Marvin takes me for a gringo and offers me his window seat. He’s even more enthusiastic after learning that I hail from the blessed lands of Chávez. I take his offer with gratitude until we start moving – the burning feeling in my arm reminds me of the beach and I realize that he wasn’t just being kind. Still, his joyful stories are well worth the heat. An hour later, I’m left with an empty seat to my right and an invitation to stay at his farm on my way down. I take both.
“You would’ve gotten lost, right?”
Darling (that’s her name) storms through cedar trees and neighbor’s fences until we get to her mom’s house.

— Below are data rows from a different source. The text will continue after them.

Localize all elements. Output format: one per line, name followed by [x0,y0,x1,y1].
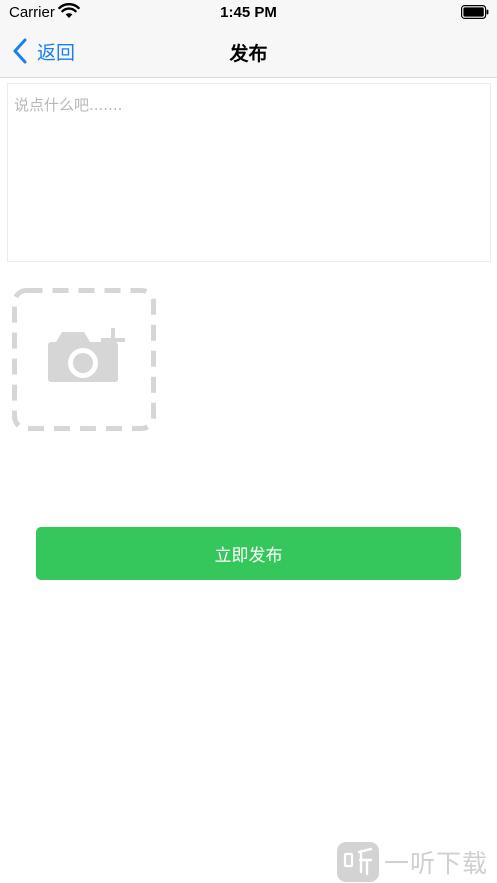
page-title: 发布 [229,43,268,65]
battery-icon [461,5,489,19]
camera-plus-icon [12,288,156,431]
add-photo-button[interactable] [12,288,156,431]
status-bar: Carrier 1:45 PM [0,0,497,26]
watermark-text: 一听下载 [384,849,489,878]
status-time: 1:45 PM [220,4,277,21]
publish-button[interactable]: 立即发布 [36,527,461,580]
navigation-bar: 返回 发布 [0,26,497,78]
watermark: 一听下载 [337,840,497,883]
post-content-input[interactable] [7,83,491,262]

She’s one of Angela’s 10 kids – four of them live here and the rest are scattered all over the country. Her husband is in Managua and won’t come back until the end of the week.

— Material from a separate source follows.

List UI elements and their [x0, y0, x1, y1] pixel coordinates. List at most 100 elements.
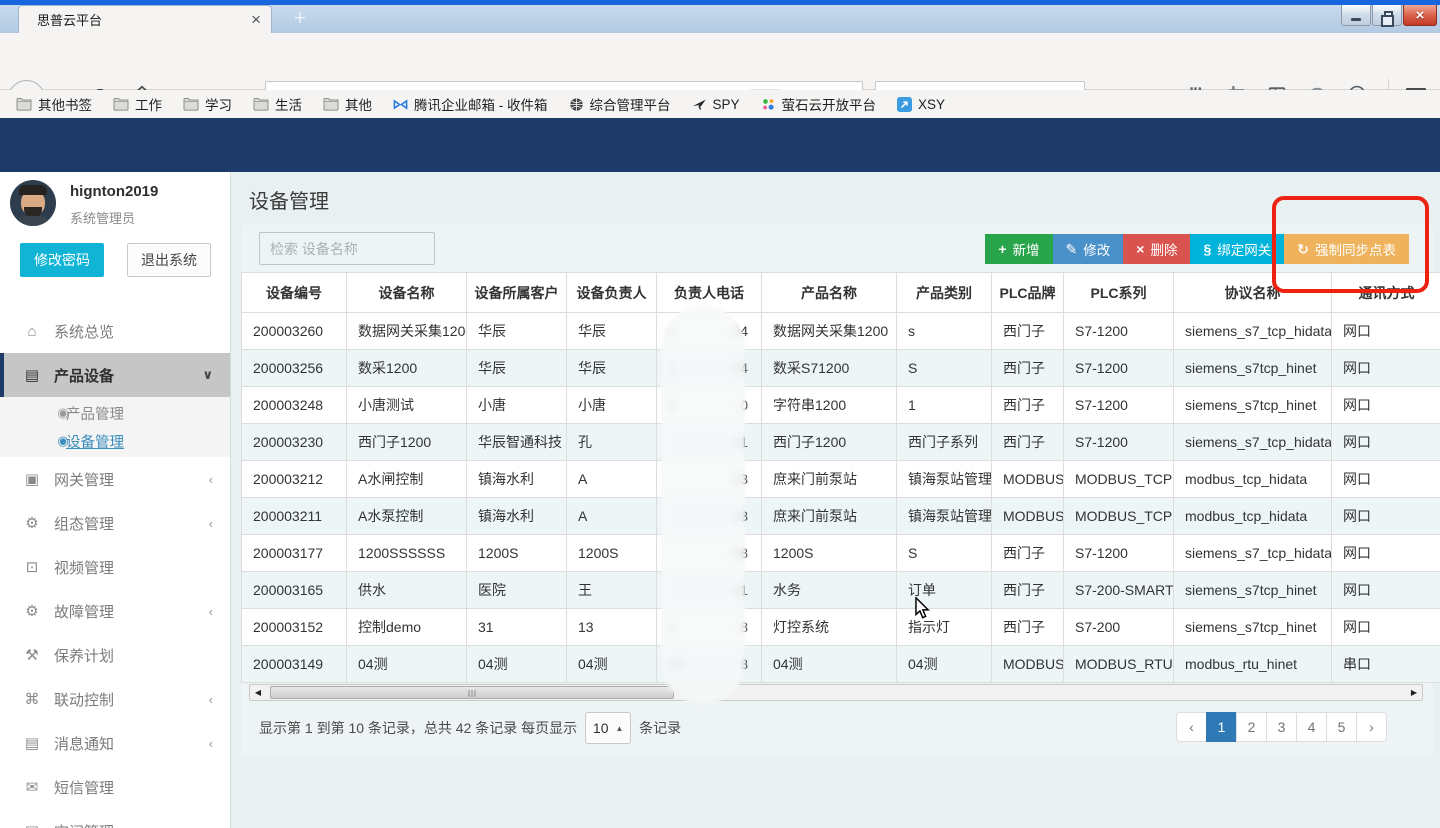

I’m spending a couple nights at her house as a guest. Hosting cheles (Nica slang for foreigners) like me is one of the pillars of Miraflor’s rural economy, the other one being coffee. They charge about $20 for a full day, which includes a private room, 3 meals and insane amounts of brewed beans. You can find several co-ops in the nearby town of Estelí that can arrange this for little or no charge.
I spend the next two days hiking around the cloud forest. OMG THIS PLACE IS GORGEOUS I CAN’T DEAL WITH IT. My walks are suddenly and often interrupted by bursts of intense rain and cows that stare at me like I owe them money. Days start early here – most men work at a potato farm an hour away and have to be there by 6 30 am. Angela stays home cooking while her youngest son pretends to know the grounds to show me around and we both get lost in result. At night, water pours down non-stop and coffee follows a similar pattern.

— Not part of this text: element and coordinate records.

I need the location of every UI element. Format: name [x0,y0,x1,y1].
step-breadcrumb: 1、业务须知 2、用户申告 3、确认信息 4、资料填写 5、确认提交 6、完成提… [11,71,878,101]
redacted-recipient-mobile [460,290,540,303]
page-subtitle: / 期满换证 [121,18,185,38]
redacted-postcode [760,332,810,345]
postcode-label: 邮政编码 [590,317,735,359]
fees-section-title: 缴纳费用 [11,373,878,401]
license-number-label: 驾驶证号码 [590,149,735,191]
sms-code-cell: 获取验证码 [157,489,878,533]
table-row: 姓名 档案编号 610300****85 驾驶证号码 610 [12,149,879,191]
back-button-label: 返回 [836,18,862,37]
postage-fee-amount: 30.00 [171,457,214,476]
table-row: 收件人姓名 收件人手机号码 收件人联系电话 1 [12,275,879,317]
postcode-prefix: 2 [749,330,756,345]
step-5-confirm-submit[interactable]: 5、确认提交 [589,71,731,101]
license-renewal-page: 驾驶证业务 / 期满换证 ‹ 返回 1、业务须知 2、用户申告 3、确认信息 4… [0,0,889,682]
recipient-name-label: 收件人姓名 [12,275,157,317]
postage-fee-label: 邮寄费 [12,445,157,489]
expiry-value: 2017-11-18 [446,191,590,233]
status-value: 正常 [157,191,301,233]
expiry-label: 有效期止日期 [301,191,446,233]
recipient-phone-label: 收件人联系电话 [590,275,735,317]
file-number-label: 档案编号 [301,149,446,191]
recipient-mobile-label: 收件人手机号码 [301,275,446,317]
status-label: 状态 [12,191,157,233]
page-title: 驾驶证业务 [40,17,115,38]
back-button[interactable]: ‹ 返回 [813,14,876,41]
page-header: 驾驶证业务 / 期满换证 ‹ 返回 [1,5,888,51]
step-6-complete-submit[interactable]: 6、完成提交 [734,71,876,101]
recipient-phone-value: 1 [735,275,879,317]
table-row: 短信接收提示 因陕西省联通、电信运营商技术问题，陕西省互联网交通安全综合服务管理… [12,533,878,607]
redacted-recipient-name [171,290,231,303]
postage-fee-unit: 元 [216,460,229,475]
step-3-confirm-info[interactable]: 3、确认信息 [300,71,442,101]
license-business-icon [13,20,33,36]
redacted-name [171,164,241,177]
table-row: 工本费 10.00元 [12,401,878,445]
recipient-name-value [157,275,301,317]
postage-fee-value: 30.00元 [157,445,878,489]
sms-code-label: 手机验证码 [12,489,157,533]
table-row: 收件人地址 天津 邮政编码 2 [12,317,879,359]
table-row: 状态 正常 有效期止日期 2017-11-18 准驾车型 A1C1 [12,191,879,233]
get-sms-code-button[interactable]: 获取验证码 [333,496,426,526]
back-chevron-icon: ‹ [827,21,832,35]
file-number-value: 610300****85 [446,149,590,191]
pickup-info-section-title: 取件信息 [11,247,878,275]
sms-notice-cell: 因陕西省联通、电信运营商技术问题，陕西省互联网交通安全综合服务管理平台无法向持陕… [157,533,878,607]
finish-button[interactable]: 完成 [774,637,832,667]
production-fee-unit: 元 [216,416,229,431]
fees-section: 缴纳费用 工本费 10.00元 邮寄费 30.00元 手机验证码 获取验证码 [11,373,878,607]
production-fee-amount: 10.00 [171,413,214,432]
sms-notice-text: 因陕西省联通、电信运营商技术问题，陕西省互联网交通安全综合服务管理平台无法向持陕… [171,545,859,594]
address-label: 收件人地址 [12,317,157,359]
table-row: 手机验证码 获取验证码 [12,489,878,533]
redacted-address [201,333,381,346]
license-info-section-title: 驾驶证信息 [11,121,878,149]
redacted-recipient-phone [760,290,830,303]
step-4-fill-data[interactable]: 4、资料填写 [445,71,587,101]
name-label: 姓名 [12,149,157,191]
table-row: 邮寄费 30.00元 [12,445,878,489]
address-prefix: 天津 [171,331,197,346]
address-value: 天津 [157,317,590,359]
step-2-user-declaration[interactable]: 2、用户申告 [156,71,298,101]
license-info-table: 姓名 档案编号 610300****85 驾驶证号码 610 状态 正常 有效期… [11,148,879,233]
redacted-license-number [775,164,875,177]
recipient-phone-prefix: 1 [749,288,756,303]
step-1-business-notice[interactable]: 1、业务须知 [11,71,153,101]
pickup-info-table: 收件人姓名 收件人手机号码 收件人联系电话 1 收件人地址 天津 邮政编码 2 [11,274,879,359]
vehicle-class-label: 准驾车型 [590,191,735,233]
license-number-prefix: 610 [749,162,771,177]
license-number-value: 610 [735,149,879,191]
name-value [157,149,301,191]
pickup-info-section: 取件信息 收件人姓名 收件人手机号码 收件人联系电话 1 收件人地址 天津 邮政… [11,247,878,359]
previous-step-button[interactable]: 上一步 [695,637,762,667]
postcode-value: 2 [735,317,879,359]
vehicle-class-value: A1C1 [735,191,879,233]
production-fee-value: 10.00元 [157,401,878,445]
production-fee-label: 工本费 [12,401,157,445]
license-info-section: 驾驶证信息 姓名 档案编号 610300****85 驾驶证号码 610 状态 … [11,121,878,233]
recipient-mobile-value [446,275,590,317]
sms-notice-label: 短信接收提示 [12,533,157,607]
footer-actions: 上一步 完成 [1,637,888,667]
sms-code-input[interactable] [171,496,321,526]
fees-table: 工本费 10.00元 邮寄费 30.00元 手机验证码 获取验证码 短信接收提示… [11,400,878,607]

The after dinner ritual is to sit in the porch and talk. The stress of NY seems as distant as the hills I saw earlier, but not everyone here is as relaxed as me. At night, there’s also stories of the war.
I planned to end this post on a happy note, with joyful tales of Marvin, dancing horses and the gringos that un-invited me to a coffee tasting. The hills of Miraflor stand as fierce competitors in the race to most beautiful places ever seen by me. But as a sat in a gorgeous square of Granada to write, surrounded by kids playing and pastries known as “the oven things”, the guy sitting to my right suddenly broke in tears. Today, his brother would have been one year older. He died at the house behind us fighting for the revolución.
War is a stupid thing. Dead brothers will linger forever in Julio’s square strolls. Lost kids darken Angela’s nights every day. Missing neighbors make Marvin’s coffee bitter even if he smiles about it. All for someone else’s interests, somebody else’s stupid needs.
It’s not worth it. No ideal is worth 10 years of Nicaraguans killing Nicaraguans. No creed justifies 17 dead in Paris. I don’t care what you believe in, killing others over it is not the answer.